Simon Erker expanded the applicability of atomistic simulations to charged surfaces and defects with his paper in The New Journal of Physics. The method will find future applications in the prediction of surface structures and interface charge transfer on transparent conductive oxides, which are frequently employed in LEDs and solar cells.
Elisabeth Verwüster published a paper in The Journal of Chemical Physics, which explores the nature of the interactions between self-assembled molecules on metal surfaces. Understanding these interactions will help understanding the relation between molecular structure and polymorph formation. In the long run, it should become possible to design molecules such that specific crystal forms can be induced. This expertise is of high importance for many fields, most notably pharmaceuticals and organic electronics.
Veronika Obersteiner demonstrated the first practical application of the SAMPLE code, a highly innovative structure algorithm that is being developed in the Hofmann group.

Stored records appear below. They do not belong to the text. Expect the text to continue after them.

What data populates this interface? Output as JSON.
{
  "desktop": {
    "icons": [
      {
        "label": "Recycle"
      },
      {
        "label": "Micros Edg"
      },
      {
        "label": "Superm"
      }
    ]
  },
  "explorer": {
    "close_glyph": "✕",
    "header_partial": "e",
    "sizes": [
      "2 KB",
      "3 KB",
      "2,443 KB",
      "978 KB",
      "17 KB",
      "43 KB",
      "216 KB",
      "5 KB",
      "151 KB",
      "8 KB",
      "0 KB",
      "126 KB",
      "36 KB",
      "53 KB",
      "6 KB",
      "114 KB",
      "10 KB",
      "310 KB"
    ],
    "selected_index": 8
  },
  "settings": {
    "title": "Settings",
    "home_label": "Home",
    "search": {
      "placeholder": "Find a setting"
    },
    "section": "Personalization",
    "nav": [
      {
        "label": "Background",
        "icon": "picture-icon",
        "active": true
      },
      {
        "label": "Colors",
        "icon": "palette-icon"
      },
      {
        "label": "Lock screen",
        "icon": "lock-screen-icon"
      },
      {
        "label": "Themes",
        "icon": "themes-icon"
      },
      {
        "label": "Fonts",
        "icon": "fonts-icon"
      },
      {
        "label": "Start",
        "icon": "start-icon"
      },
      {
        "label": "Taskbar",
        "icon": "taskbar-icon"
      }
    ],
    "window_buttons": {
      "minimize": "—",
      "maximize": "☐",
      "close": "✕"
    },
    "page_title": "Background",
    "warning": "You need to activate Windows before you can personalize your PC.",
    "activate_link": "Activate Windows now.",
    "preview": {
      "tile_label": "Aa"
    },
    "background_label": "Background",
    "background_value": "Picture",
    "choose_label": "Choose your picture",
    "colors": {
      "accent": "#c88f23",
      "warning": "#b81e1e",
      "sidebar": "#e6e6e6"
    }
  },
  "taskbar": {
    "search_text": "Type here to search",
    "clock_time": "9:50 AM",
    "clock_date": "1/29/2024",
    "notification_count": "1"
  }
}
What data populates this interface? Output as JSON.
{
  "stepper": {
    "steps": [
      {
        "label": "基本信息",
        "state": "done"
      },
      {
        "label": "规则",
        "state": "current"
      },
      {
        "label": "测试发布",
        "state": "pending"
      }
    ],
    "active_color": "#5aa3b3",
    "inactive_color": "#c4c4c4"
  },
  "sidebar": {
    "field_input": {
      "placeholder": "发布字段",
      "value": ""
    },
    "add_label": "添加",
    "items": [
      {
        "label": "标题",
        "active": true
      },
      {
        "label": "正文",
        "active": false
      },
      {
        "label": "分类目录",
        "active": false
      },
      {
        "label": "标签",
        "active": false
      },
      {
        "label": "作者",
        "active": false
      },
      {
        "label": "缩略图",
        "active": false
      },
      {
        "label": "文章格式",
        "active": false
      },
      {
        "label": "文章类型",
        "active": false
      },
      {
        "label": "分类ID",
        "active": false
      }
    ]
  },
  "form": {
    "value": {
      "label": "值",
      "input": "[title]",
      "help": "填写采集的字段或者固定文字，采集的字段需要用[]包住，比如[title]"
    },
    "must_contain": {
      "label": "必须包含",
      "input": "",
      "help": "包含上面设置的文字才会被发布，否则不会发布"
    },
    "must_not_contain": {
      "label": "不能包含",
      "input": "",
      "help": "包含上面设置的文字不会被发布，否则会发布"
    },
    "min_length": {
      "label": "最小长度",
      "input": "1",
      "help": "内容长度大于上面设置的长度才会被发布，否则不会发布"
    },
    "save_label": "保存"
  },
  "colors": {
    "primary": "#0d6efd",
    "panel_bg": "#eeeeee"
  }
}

Together with experimental support from Nijmegen (The Netherlands), she uncovered the surface polymorph formed by tetracyanoethylene on Au(111). Thanks to the efficiency of SAMPLE, which allows structure prediction in a fraction of the time conventional try-and-error procedures would require, she was able convincingly demonstrate that the surface structure contains elements that cannot be imaged by STM experiments – a clear success story for computational structure prediction. The results and an introduction to the SAMPLE strategy have now been accepted for publication in Nano Letters, the world’s leading journal for nanotechnology.